Die Frühjahrsausgabe von “The Magazine of Fantasy and Science Fiction” ist eine der besten Nummern seit vielen Jahren. Insgesamt zehn Texte mit nur einer Novelle präsentieren das ganze Spektrum der Phantastik von Fantasy bis zur Hard Science Fiction. Vor allem stimmt die Mischung aus fortlaufenden Serien, Newcomern und allein stehenden Arbeiten.

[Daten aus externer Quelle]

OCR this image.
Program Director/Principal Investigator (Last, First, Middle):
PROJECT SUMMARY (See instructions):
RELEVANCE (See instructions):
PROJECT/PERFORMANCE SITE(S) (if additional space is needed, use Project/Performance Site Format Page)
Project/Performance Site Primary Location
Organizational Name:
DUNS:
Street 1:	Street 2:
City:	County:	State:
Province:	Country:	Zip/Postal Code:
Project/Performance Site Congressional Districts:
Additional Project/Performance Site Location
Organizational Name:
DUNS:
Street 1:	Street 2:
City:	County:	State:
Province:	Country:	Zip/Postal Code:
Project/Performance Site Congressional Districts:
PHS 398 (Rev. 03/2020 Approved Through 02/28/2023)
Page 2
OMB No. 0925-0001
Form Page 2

 Charlotte Ashley eröffnet die Ausgabe mit einer weiteren Geschichte „The Satyr of Brandenburg“ um ihre Heldin La Heron. Sie wird zusammen mit ihrer Begleitung zu einem besonderen Wettstreit bestehend aus Duellen an den Hof eines arroganten wie reichen Aristokraten eingeladen. Dabei trifft sie in dieser Fantasywelt mit dem spätmittelalterlichen Frankreich als Hintergrund auf einen Satyr. Für Le Heron eine weitere Schublade ihrer vergessenen Vergangenheit, die sich öffnet. Auch wenn der zugrunde liegende Plot ausgesprochen geradlinig ist und der interessante Prolog mehr verspricht als der Handlungsbogen einhalten kann, lernt der Leser in dieser inzwischen dritten Geschichte um die beiden Frauen die Protagonisten besser kennen. Ihre Vergangenheit öffnet sich mehr und die Idee eines Satyrs als Rattenfänger von Hameln – das Titelbild der Ausgabe zeigt diese Schlüsselszene – wird effektiv umgesetzt. Vor allem aber hinsichtlich der fortlaufenden Charakterisierung der Protagonisten aber nur in strenger Kombination mit den ersten Teilen vorhaltlos empfehlenswert.

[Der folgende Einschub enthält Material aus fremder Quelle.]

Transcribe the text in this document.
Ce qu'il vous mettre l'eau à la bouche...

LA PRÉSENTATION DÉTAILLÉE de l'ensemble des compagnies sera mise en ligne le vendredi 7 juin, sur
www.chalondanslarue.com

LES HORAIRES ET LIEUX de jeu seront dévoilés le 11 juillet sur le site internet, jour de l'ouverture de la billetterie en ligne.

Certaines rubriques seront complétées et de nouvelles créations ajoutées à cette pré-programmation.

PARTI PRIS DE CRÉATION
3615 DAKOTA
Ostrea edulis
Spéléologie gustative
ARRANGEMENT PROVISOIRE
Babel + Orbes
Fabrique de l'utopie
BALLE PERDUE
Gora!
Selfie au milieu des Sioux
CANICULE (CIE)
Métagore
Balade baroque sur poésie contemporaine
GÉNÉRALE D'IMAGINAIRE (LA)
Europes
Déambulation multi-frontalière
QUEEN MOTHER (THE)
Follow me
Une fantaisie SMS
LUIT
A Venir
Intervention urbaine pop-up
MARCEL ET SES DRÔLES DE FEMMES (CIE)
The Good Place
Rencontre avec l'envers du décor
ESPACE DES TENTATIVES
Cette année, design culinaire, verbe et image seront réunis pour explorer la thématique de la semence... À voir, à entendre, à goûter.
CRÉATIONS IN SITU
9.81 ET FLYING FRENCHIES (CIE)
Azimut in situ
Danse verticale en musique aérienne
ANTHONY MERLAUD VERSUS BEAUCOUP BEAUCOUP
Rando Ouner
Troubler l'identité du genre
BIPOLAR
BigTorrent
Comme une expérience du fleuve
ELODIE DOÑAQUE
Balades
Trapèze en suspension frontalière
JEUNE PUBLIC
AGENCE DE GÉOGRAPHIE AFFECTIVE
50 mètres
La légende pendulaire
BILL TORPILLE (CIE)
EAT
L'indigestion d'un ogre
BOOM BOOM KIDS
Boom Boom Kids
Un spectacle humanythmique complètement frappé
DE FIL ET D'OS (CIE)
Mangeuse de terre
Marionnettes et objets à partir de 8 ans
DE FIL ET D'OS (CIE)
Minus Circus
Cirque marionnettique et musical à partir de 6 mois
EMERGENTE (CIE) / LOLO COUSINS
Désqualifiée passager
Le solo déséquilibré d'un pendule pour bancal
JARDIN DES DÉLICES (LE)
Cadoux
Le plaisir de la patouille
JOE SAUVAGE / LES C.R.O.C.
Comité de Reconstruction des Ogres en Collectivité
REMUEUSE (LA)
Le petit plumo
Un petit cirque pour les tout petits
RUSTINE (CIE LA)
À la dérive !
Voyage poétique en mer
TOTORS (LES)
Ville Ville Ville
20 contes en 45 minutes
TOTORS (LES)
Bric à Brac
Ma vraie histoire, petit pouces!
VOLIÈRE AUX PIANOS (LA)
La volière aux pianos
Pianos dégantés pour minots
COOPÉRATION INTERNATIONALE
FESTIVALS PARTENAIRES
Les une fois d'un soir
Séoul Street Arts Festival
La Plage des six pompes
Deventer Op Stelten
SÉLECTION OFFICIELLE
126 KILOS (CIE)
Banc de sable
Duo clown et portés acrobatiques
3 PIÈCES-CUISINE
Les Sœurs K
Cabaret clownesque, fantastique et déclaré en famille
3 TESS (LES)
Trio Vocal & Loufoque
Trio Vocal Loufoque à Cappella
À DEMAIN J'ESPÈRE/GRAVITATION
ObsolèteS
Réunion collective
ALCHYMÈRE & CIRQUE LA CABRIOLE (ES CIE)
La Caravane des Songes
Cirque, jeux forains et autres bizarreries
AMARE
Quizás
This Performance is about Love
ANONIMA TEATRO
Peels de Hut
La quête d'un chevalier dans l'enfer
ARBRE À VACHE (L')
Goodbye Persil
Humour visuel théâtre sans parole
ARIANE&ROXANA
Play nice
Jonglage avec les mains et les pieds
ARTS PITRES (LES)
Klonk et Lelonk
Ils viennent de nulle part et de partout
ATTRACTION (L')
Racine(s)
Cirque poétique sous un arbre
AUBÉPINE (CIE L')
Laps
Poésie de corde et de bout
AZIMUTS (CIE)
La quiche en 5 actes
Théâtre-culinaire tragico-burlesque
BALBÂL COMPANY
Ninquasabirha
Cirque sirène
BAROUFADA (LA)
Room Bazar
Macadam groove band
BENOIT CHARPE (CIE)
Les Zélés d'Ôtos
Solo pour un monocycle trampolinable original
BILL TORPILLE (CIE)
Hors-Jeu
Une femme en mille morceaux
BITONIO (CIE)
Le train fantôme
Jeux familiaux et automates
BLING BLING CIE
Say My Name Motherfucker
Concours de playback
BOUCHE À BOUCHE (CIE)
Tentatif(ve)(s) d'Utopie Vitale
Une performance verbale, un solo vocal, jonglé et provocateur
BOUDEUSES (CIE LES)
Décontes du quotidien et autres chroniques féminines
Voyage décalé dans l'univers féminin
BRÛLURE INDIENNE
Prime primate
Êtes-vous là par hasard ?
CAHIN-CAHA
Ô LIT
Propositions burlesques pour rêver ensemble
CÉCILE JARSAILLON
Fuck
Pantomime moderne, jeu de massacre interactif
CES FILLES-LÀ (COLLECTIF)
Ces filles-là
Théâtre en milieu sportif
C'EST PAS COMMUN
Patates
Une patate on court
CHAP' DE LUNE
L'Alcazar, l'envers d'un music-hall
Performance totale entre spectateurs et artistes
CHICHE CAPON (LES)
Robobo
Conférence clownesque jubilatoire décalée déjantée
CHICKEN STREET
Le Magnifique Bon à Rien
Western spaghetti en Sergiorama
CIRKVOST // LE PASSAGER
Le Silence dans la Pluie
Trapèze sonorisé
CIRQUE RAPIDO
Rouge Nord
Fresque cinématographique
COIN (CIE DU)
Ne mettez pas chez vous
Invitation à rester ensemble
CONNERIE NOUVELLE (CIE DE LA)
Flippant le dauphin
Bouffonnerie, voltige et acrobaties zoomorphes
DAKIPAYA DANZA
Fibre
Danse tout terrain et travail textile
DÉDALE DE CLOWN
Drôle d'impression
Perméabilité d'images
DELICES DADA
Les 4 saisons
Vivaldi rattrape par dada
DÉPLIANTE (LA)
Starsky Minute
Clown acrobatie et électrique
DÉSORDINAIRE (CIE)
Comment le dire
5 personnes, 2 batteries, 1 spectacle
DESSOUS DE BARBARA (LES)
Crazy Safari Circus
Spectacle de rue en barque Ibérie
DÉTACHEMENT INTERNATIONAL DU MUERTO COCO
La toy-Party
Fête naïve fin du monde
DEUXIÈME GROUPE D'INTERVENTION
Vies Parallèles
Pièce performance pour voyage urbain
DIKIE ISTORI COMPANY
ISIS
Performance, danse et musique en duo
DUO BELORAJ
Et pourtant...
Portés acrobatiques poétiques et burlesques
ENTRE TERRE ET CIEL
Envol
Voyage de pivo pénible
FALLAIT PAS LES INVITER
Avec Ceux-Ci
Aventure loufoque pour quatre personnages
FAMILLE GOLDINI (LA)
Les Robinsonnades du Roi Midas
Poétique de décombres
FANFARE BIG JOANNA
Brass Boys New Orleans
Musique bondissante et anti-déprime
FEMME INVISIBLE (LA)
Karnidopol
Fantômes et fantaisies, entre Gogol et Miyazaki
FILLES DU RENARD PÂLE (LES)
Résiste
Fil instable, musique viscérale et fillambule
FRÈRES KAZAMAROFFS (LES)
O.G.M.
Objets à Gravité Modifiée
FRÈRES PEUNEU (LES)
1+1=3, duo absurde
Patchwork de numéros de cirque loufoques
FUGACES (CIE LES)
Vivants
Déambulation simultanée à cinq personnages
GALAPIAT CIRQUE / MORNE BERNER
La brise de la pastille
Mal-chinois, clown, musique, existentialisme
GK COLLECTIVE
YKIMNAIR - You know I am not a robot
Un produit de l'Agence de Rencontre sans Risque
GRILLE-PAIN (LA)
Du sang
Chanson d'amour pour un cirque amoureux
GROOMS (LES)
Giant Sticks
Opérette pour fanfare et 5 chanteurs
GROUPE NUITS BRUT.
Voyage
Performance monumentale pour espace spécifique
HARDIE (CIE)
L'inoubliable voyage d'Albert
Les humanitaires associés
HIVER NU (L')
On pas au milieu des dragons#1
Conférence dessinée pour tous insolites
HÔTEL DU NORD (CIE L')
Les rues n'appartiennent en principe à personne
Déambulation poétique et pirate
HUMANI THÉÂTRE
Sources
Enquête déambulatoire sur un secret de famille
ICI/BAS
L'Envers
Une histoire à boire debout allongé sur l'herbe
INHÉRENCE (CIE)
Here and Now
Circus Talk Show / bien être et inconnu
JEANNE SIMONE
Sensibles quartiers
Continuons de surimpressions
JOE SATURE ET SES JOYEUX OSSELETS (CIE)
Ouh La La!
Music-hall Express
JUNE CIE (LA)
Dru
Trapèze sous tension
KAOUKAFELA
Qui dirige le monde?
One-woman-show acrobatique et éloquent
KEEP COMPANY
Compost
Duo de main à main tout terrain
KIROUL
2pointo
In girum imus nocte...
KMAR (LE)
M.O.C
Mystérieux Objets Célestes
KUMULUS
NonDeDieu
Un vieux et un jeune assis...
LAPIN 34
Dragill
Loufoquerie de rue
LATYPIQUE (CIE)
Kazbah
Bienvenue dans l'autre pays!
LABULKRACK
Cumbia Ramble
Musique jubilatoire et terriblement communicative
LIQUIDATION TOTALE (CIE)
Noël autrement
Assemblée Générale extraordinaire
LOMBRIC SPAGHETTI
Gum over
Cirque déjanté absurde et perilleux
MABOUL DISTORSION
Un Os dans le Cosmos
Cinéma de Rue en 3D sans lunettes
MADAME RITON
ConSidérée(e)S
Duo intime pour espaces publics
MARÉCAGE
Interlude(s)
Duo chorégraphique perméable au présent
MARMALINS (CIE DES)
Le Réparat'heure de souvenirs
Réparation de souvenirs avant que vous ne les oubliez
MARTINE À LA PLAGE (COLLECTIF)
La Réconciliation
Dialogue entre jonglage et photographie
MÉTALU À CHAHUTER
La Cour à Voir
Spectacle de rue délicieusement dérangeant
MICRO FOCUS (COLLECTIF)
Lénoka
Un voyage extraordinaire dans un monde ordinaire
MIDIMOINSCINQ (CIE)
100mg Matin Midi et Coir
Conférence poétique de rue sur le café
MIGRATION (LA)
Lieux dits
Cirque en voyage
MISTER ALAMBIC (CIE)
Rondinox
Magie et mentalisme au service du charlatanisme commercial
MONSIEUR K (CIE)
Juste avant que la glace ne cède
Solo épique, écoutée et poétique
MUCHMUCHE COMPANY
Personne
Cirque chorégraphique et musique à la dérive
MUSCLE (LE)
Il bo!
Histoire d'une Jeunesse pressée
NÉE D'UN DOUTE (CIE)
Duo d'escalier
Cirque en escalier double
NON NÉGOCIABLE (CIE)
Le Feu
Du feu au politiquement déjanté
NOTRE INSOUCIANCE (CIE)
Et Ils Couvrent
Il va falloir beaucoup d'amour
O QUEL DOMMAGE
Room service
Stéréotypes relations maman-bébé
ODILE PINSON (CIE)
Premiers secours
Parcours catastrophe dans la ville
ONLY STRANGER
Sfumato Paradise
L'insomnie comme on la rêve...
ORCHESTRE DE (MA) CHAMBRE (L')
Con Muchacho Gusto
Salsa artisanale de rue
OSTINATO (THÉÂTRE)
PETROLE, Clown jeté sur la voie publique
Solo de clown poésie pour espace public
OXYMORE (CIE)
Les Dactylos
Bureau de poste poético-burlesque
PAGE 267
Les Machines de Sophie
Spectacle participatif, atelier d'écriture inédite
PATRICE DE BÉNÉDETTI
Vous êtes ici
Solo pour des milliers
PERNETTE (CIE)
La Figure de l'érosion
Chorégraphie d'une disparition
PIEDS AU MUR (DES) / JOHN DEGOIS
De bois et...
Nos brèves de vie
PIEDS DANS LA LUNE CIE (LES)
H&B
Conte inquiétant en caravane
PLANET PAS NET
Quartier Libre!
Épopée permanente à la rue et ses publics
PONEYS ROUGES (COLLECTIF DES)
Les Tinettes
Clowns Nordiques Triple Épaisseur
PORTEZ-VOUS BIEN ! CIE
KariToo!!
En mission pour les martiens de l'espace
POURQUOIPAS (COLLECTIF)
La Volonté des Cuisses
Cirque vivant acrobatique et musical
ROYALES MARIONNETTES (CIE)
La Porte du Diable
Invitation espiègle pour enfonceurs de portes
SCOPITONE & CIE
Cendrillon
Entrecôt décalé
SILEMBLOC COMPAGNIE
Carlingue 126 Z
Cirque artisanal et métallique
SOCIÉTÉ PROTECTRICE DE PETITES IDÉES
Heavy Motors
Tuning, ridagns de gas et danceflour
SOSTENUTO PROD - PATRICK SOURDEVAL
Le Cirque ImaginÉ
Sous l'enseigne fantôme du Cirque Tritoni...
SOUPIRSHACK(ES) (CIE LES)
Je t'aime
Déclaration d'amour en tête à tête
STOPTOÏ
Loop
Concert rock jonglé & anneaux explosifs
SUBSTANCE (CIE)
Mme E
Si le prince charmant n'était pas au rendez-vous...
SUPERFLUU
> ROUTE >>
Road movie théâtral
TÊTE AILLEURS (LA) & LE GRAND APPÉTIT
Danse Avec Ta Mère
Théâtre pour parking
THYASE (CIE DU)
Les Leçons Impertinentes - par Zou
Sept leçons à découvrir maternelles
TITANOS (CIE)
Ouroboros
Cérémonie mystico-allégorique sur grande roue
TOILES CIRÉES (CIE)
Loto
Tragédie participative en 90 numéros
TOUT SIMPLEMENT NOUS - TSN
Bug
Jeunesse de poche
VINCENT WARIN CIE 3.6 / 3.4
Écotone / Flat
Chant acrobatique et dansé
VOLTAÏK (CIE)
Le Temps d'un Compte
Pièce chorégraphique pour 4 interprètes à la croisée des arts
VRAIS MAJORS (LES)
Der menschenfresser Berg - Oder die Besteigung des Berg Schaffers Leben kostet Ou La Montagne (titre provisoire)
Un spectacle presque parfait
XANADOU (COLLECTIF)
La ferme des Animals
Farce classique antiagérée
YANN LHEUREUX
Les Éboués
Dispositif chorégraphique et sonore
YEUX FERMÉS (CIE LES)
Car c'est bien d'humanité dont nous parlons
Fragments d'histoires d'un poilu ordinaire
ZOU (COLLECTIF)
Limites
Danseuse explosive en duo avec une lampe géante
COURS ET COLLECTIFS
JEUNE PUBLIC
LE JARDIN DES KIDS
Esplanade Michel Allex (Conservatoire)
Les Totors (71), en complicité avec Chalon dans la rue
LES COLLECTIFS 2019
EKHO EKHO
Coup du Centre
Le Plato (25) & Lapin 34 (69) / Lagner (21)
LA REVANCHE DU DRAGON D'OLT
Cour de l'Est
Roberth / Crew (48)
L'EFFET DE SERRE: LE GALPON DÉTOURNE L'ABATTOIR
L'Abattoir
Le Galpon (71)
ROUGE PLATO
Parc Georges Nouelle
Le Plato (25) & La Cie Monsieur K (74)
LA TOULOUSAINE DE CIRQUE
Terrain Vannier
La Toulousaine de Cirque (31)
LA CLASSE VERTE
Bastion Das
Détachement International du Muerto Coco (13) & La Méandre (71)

 Es ist nicht die einzige Geschichte, die als Urban Fantasy bezeichnet werden kann. Joseph Bruchac präsentiert mit „The Next to the Last of the Mohegans“ die Geschichte einer besonderen Freundschaft mit Exkursen in die Regionen des kleinen Volkes, die schlicht und ergreifend aus Irland in die USA versetzt worden sind. Auch wenn der Plot vorhersehbar erscheint, ist es der lockere, die Protagonisten markant, eindrucksvoll und trotzdem humorvoll zeichnende Schreibstil, welcher die Story aus der Masse vergleichbarer Geschichten heraushebt.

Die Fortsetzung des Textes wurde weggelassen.